I trojan horse, comunemente noti per gli attacchi hacker, vengono usati anche dalle forze dell’ordine nel corso delle intercettazioni informatiche. Quali sono le potenzialità di questi strumenti e cosa dice la legge circa l’utilizzo dei virus a scopo d’indagine?
Intercettazioni informatiche, quando sono consentite?
Come noto, virus e malware sono comunemente utilizzati dai criminali informatici per manomettere i sistemi IT di privati e aziende e sottrarre dati e informazioni sensibili. Eppure, questi strumenti possono essere utilizzati anche dalle forze dell’ordine per finalità investigative.
I malware, infatti, possono servire agli investigatori per spiare i soggetti indagati e raccogliere informazioni preziose ai fini del processo. Nello specifico, i trojan horse (che consistono in una particolare tipologia di virus) vengono utilizzati nel corso delle intercettazioni informatiche per captare le conversazioni che avvengono tra due o più persone sospette di aver commesso un crimine.
La polizia, però, non può ricorrere ai trojan horse ogni volta che lo ritiene opportuno. Come per le intercettazioni telefoniche e ambientali, anche le intercettazioni informatiche devono sottostare ad alcune regole. La normativa vigente, infatti, stabilisce che gli inquirenti possono ricorrere alle intercettazioni solo in presenza di reati gravi (come ad esempio associazione mafiosa, spaccio, pedopornografia, etc.), previa autorizzazione del giudice, e che il loro utilizzo deve risultate indispensabile per la prosecuzione delle indagini.

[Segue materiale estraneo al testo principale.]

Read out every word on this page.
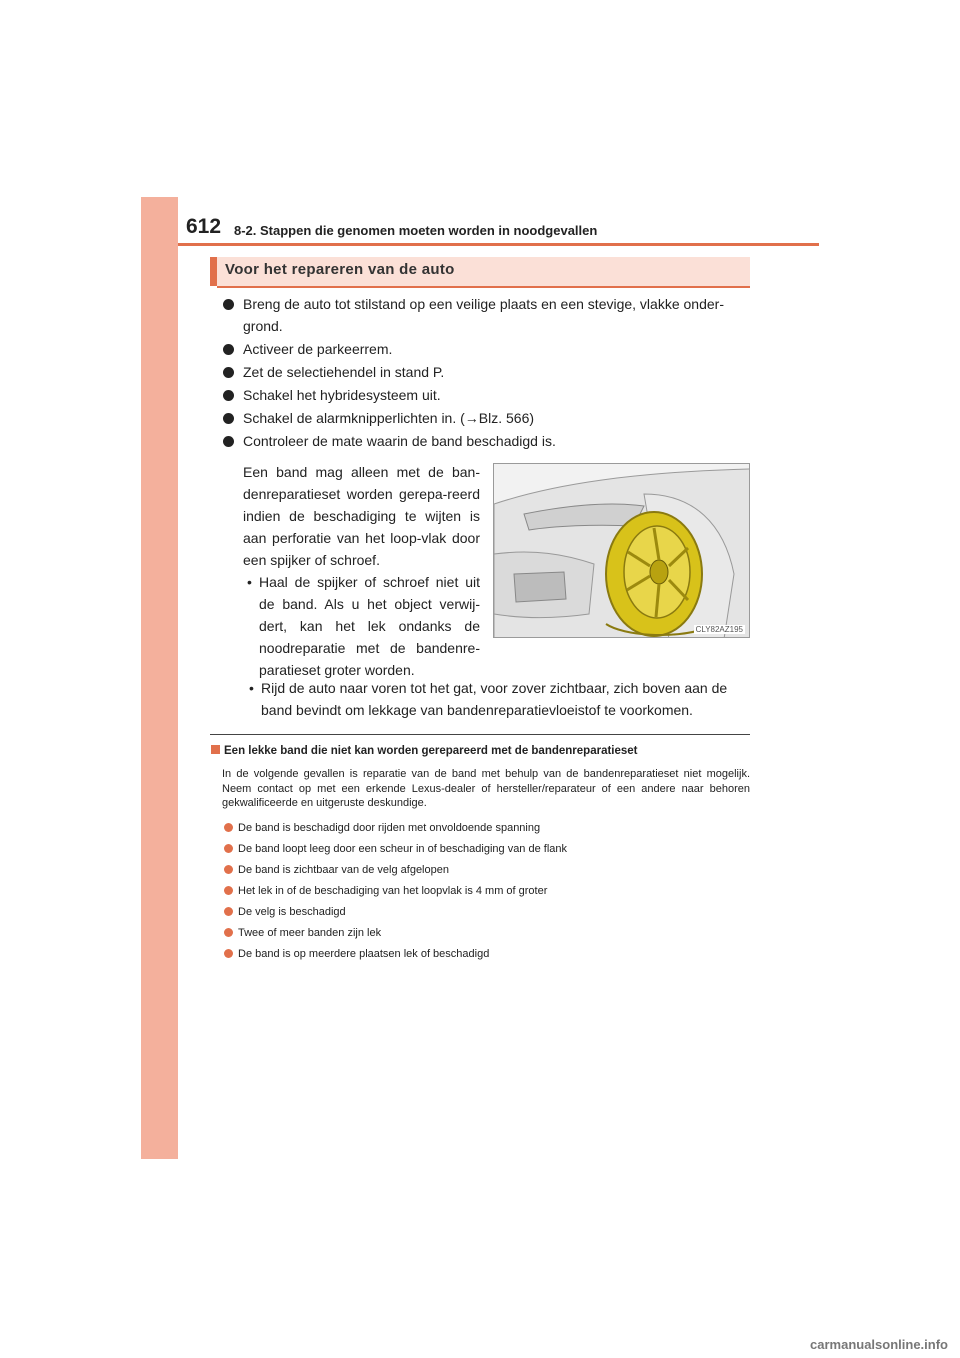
612 8-2. Stappen die genomen moeten worden in noodgevallen
Voor het repareren van de auto
Breng de auto tot stilstand op een veilige plaats en een stevige, vlakke onder-grond.
Activeer de parkeerrem.
Zet de selectiehendel in stand P.
Schakel het hybridesysteem uit.
Schakel de alarmknipperlichten in. (→Blz. 566)
Controleer de mate waarin de band beschadigd is.
Een band mag alleen met de ban-denreparatieset worden gerepa-reerd indien de beschadiging te wijten is aan perforatie van het loop-vlak door een spijker of schroef.
• Haal de spijker of schroef niet uit de band. Als u het object verwij-dert, kan het lek ondanks de noodreparatie met de bandenre-paratieset groter worden.
• Rijd de auto naar voren tot het gat, voor zover zichtbaar, zich boven aan de band bevindt om lekkage van bandenreparatievloeistof te voorkomen.
CLY82AZ195
Een lekke band die niet kan worden gerepareerd met de bandenreparatieset
In de volgende gevallen is reparatie van de band met behulp van de bandenreparatieset niet mogelijk. Neem contact op met een erkende Lexus-dealer of hersteller/reparateur of een andere naar behoren gekwalificeerde en uitgeruste deskundige.
De band is beschadigd door rijden met onvoldoende spanning
De band loopt leeg door een scheur in of beschadiging van de flank
De band is zichtbaar van de velg afgelopen
Het lek in of de beschadiging van het loopvlak is 4 mm of groter
De velg is beschadigd
Twee of meer banden zijn lek
De band is op meerdere plaatsen lek of beschadigd
carmanualsonline.info
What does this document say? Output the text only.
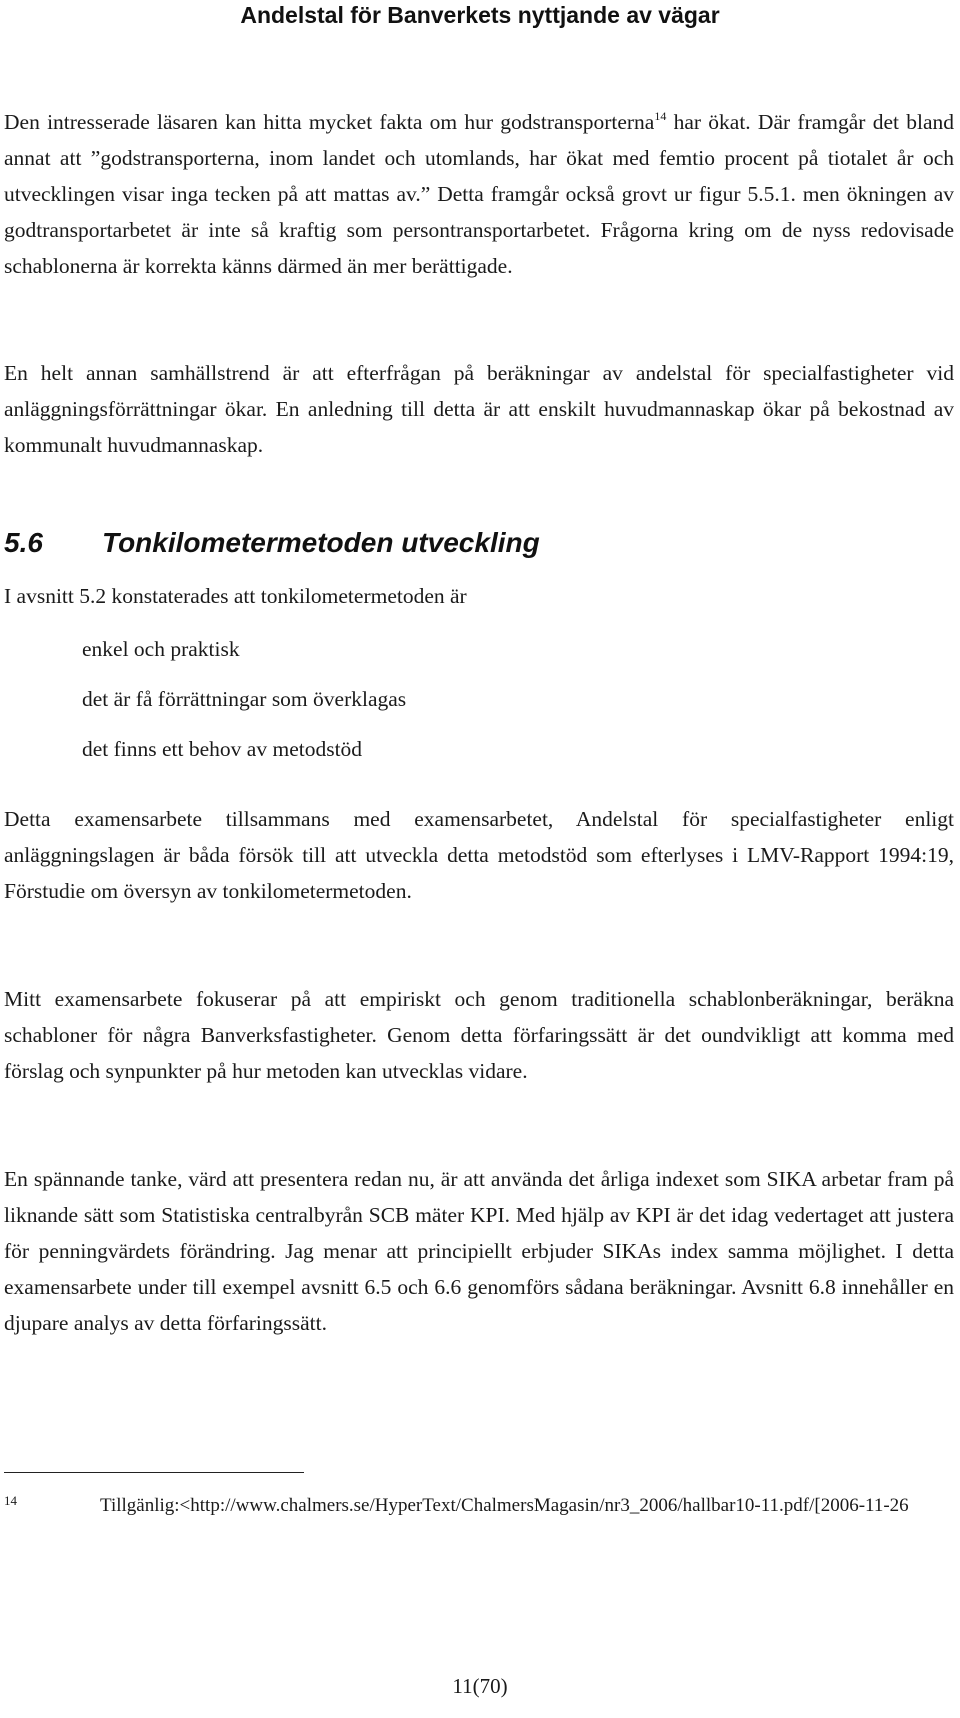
Andelstal för Banverkets nyttjande av vägar
Den intresserade läsaren kan hitta mycket fakta om hur godstransporterna$^{14}$ har ökat. Där framgår det bland annat att ”godstransporterna, inom landet och utomlands, har ökat med femtio procent på tiotalet år och utvecklingen visar inga tecken på att mattas av.” Detta framgår också grovt ur figur 5.5.1. men ökningen av godtransportarbetet är inte så kraftig som persontransportarbetet. Frågorna kring om de nyss redovisade schablonerna är korrekta känns därmed än mer berättigade.
En helt annan samhällstrend är att efterfrågan på beräkningar av andelstal för specialfastigheter vid anläggningsförrättningar ökar. En anledning till detta är att enskilt huvudmannaskap ökar på bekostnad av kommunalt huvudmannaskap.
5.6 Tonkilometermetoden utveckling
I avsnitt 5.2 konstaterades att tonkilometermetoden är
enkel och praktisk
det är få förrättningar som överklagas
det finns ett behov av metodstöd
Detta examensarbete tillsammans med examensarbetet, Andelstal för specialfastigheter enligt anläggningslagen är båda försök till att utveckla detta metodstöd som efterlyses i LMV-Rapport 1994:19, Förstudie om översyn av tonkilometermetoden.
Mitt examensarbete fokuserar på att empiriskt och genom traditionella schablonberäkningar, beräkna schabloner för några Banverksfastigheter. Genom detta förfaringssätt är det oundvikligt att komma med förslag och synpunkter på hur metoden kan utvecklas vidare.
En spännande tanke, värd att presentera redan nu, är att använda det årliga indexet som SIKA arbetar fram på liknande sätt som Statistiska centralbyrån SCB mäter KPI. Med hjälp av KPI är det idag vedertaget att justera för penningvärdets förändring. Jag menar att principiellt erbjuder SIKAs index samma möjlighet. I detta examensarbete under till exempel avsnitt 6.5 och 6.6 genomförs sådana beräkningar. Avsnitt 6.8 innehåller en djupare analys av detta förfaringssätt.
14	Tillgänlig:<http://www.chalmers.se/HyperText/ChalmersMagasin/nr3_2006/hallbar10-11.pdf/[2006-11-26
11(70)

L’attività di intercettazione deve avere una durata massima di quindici giorni, tuttavia prorogabile qualora fosse necessario. Solo nei casi di estrema urgenza e gravità, il PM può ordinare agli investigatori di procedere anche senza l’autorizzazione del magistrato (che comunque dovrà convalidare le operazioni entro tre giorni).
Infine, la legge specifica che la richiesta di intercettazione informatica tramite trojan horse deve contenere le ragioni che rendono necessario l’utilizzo del malware. Nel caso in cui, infatti, sia possibile raggiungere lo stesso risultato tramite altre modalità, si proseguirà diversamente.
Trojan horse e intercettazioni, come funzionano?
In genere, le intercettazioni informatiche effettuate dalle forze dell’ordine prevedono l’utilizzo di un trojan horse, comunemente noto anche come captatore informatico. Allo stesso modo in cui si comportano gli hacker, il virus viene inserito nel dispositivo fisso o mobile (pc, tablet, smartphone) della persona indagata.
Il trojan horse, che prende il nome dal famoso “cavallo di troia”, è un virus estremamente potente ed efficace, che una volta istallato nel computer o nel cellulare della persona sospetta consente di spiare tutte le sue conversazioni che avvengono tramite Internet.
Da un punto di vista tecnico, questo virus è in grado di nascondersi all’interno di un programma apparentemente utile e innocuo. L’utente, eseguendo o installando il programma, attiva inconsapevolmente anche il codice del trojan nascosto.
Esistono diversi modi per impiantare i trojan horse all’interno dei dispositivi informatici di una potenziale vittima. Nella maggior parte dei casi si utilizzano mail o messaggi contenenti link e file malevoli, che una volta aperti o scaricati permettono al virus di azionarsi. In altri casi, invece, si usano app o “siti civetta” creati appositamente per attirare i malintenzionati. Quest’ultimi, visionando o scaricando i contenuti, consentono l’accesso al trojan sul proprio dispositivo, permettendo alla polizia di intercettare le loro conversazioni.